Regardless whether the ideas are popular right now or not, whether the examples given compare favourably to modern practice, they are still important to know. A lot of code has been written in this style, and it was an improvement to what was there before. I think it is important to study what worked and what didn’t work before. Considering what worked and what didn’t work in its original context, and how it applies today. In my opinion trying to understand the old ideas will help us make better decisions and not reinvent the same thing. And we do reinvent things every ten years or so.
So, in my opinion, some of the ideas in the book have aged better than others and the code examples are definitely not up to modern standards. I agree with many links provided. But especially here, the way I read the comments, it seems the book itself is considered not worth the read. I disagree. In my opinion it is a very important book which enables us to have discussions like this one.
Are you suggesting the book is worth reading as an important historic note in the development of coding styles? Or that the book is worth reading as an important approach to good current coding styles?
Those are two vastly different reasons for reading the book (though both entirely valid). Depending on what people are looking to gain or understand from reading the book, some of those reasons may apply to some people but not to others.
I mean both at the same time. It is an important historic note. But the styles are not constant, they evolve, and I think it is worth nowing what we have already tried and moved away from even if only not to go there again accidentally.
But I agree that the distinction can be made. It should be made. In fact, I think that is what I have missed both in this thread and in the What are your favourite books on programming thread, this is why I wanted to offer the less popular view.
I think we should make the distinction between the book in its historical context and the practices presented in the current, modern context. That’s it.
I agree.
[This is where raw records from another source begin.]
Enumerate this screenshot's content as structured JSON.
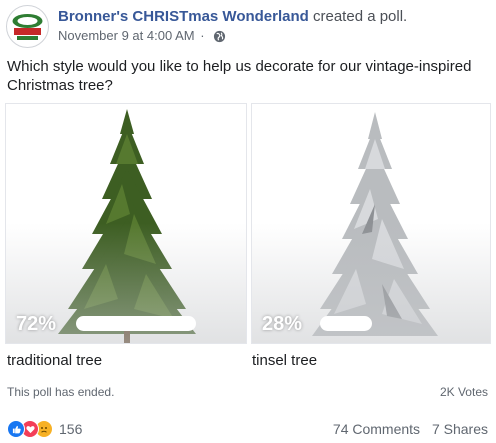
{
  "post": {
    "page_name": "Bronner's CHRISTmas Wonderland",
    "action": "created a poll.",
    "timestamp": "November 9 at 4:00 AM",
    "separator": "·",
    "privacy_icon": "globe-icon",
    "question": "Which style would you like to help us decorate for our vintage-inspired Christmas tree?"
  },
  "poll": {
    "options": [
      {
        "label": "traditional tree",
        "percent_text": "72%",
        "percent": 72,
        "image": "green-christmas-tree"
      },
      {
        "label": "tinsel tree",
        "percent_text": "28%",
        "percent": 28,
        "image": "silver-tinsel-tree"
      }
    ],
    "status": "This poll has ended.",
    "votes": "2K Votes"
  },
  "engagement": {
    "reaction_icons": [
      "like-icon",
      "love-icon",
      "sad-icon"
    ],
    "reaction_count": "156",
    "comments": "74 Comments",
    "shares": "7 Shares"
  },
  "colors": {
    "link": "#385898",
    "meta": "#606770",
    "like": "#1877f2",
    "love": "#f33e58",
    "sad": "#f7b125",
    "tree_green": "#3d5e22",
    "tree_silver": "#b9bcbf"
  }
}
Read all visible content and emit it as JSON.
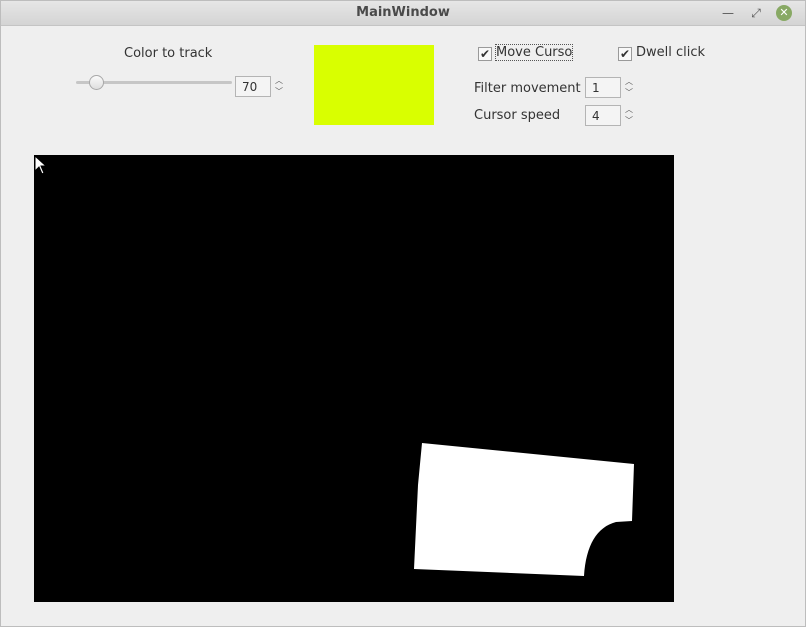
{
  "window": {
    "title": "MainWindow"
  },
  "controls": {
    "color_label": "Color to track",
    "slider_value": 70,
    "threshold_spin": "70",
    "swatch_color": "#d9ff00",
    "move_cursor_label": "Move Cursor",
    "move_cursor_checked": true,
    "dwell_click_label": "Dwell click",
    "dwell_click_checked": true,
    "filter_label": "Filter movement",
    "filter_value": "1",
    "speed_label": "Cursor speed",
    "speed_value": "4"
  },
  "icons": {
    "minimize": "minimize-icon",
    "maximize": "maximize-icon",
    "close": "close-icon",
    "checkmark": "✔"
  },
  "preview": {
    "background": "#000000",
    "mask_color": "#ffffff"
  }
}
And there’s a third aspect: Books like this describe an existing problem and its negative consequences, present some alternatives, and explain why and how those alternatives solve the problem.
Even if you don’t agree with the proposed solution you can still take aways a lot from the other parts: Does the book describe a real problem? Are the consequences really that bad? Do the alternatives at least partially solve those problems?
I read the book and I still like it, I think it made me a better programmer. I do not follow its proposed style but thinking about how to structure my code, how to make it easy to understand, easy to maintain, and easy to combine with other code was definitely a win for me.